Andrew Warkentin andreww591 at gmail.com
Tue Feb 9 15:21:36 AEST 2021


On 2/8/21, M Douglas McIlroy <m.douglas.mcilroy at dartmouth.edu> wrote:
>
> How many of roughly 500 system calls (to say nothing of uncounted
> ioctl's) do you think are necessary for writing those few crucial
> capabilities that distinguish Linux from v7? There is
> undeniably bloat, but only a sliver of it contributes to the
> distinctive utility of today's systems.
>
> Or consider this. Unix grew by about 39 system calls in its first
> decade, but an average of 40
> per decade ever since. Is this accelerated growth more symptomatic of
> maturity or of cancer?
>
> Doug
>

I'd say probably the latter. There's no good reason I can see for the
proliferation of system calls.
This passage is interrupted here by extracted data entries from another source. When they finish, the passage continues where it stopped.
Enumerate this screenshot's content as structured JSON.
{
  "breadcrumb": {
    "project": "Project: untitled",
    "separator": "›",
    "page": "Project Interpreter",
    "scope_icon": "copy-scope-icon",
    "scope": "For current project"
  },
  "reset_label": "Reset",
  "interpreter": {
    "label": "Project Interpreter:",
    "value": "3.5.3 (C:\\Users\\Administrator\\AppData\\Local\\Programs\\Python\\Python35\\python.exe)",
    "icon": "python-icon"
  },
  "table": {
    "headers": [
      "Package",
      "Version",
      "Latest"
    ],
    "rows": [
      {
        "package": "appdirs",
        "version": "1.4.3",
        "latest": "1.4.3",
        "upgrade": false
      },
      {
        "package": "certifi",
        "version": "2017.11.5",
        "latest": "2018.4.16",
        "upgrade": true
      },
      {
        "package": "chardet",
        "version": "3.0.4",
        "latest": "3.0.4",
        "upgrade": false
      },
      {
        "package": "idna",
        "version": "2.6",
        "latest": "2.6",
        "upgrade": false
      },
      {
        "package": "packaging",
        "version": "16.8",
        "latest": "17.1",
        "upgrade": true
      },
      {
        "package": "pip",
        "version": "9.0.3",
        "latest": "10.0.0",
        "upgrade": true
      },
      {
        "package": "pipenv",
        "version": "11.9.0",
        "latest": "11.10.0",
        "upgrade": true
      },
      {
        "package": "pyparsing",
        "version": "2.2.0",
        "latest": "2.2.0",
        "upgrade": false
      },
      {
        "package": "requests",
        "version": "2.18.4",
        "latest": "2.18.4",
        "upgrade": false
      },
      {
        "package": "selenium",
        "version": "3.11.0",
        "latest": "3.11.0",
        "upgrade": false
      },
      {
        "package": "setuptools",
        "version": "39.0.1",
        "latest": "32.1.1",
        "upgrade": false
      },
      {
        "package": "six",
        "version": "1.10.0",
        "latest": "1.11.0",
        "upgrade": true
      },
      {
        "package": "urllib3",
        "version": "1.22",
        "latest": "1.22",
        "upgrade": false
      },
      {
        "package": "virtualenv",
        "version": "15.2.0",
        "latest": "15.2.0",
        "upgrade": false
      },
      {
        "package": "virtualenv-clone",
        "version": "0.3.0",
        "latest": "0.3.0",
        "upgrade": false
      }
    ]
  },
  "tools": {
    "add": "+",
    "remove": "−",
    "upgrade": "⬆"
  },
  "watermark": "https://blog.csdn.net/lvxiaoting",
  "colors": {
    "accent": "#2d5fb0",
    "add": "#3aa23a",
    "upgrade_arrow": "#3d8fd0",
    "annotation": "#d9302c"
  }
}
It should be possible to write a system
where everything truly is a file, and reduce the actual primitives to
basically just (variants of) read() and write(), with absolutely
everything else (even other file APIs such as open()/close())
implemented on top of those. That's my plan for UX/RT. Extreme
minimalism of primitives should make things more manageable,
especially as far as access control and extensibility go.